The US has extended its current tariff regime on Chinese imports for a further 90 days, keeping duties in place until November 10.
It’s been widely reported that the latest development is aimed at buying more time for trade negotiations between Washington and Beijing.
Under the arrangement, US tariffs on Chinese goods will remain at 30% while China’s reciprocal levies will stay at 10%.
The decision comes as the world’s two largest economies continue to seek common ground after years of fractious trade relations that have disrupted global supply chains.
It’s a welcome development for US importers, says Jensen, adding it offers them a clearer short-term trading outlook.
Although the greater certainty could spur a temporary rise in Transpacific spot shipping rates in the run-up to the all-important holiday retail season.
While news of the tariff postponement spreads through the market, Kuehne+Nagel reports that container loadings on routes to the US West Coast remained steady in early August.
In its latest ocean freight market update, the freight forwarding multinational says, by contrast, the East Coast is facing significant loading pressure with fierce competition for cargo space.
It is seen as a sign of ongoing strain in maritime freight markets despite the temporary tariff reprieve.
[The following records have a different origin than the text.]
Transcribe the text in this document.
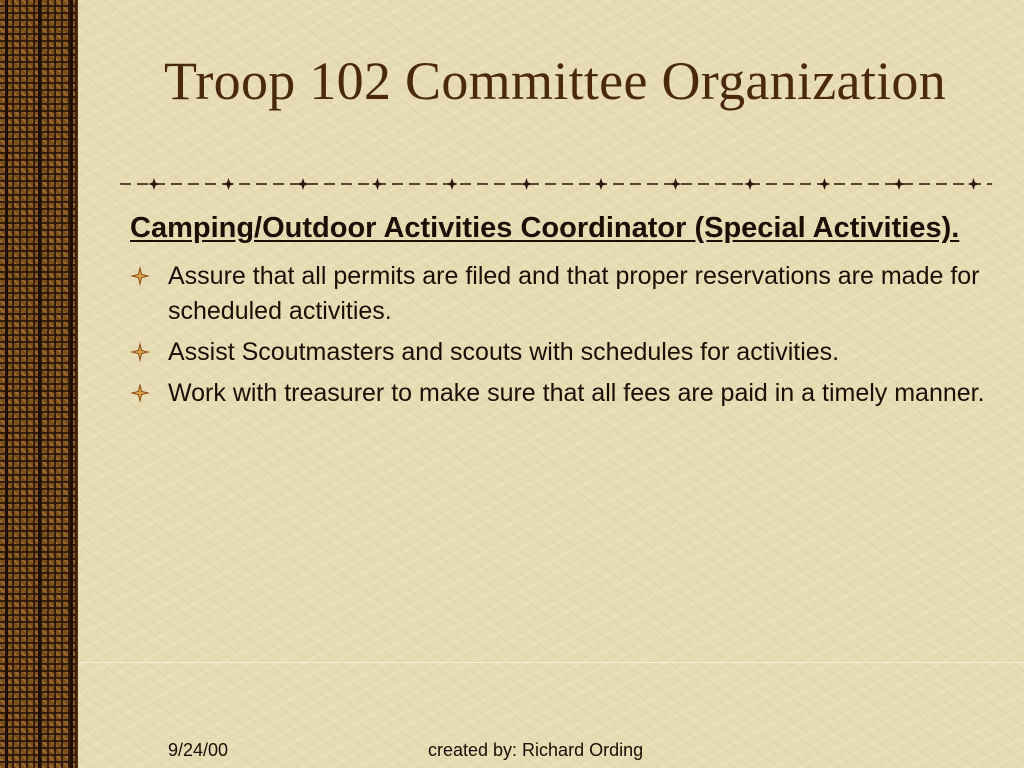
Troop 102 Committee Organization

Camping/Outdoor Activities Coordinator (Special Activities).

Assure that all permits are filed and that proper reservations are made for scheduled activities.
Assist Scoutmasters and scouts with schedules for activities.
Work with treasurer to make sure that all fees are paid in a timely manner.
9/24/00	created by: Richard Ording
The latest 90-day pause extension is widely regarded as a tactical pause rather than a breakthrough.
Analysts suggest it may allow both sides to continue talks without further escalation but warn that underlying disagreements about market access, intellectual property rights and state subsidies remain unresolved.
A lasting settlement, they say, could still be months away, leaving shippers, manufacturers and retailers to navigate an uncertain trading environment well into 2026.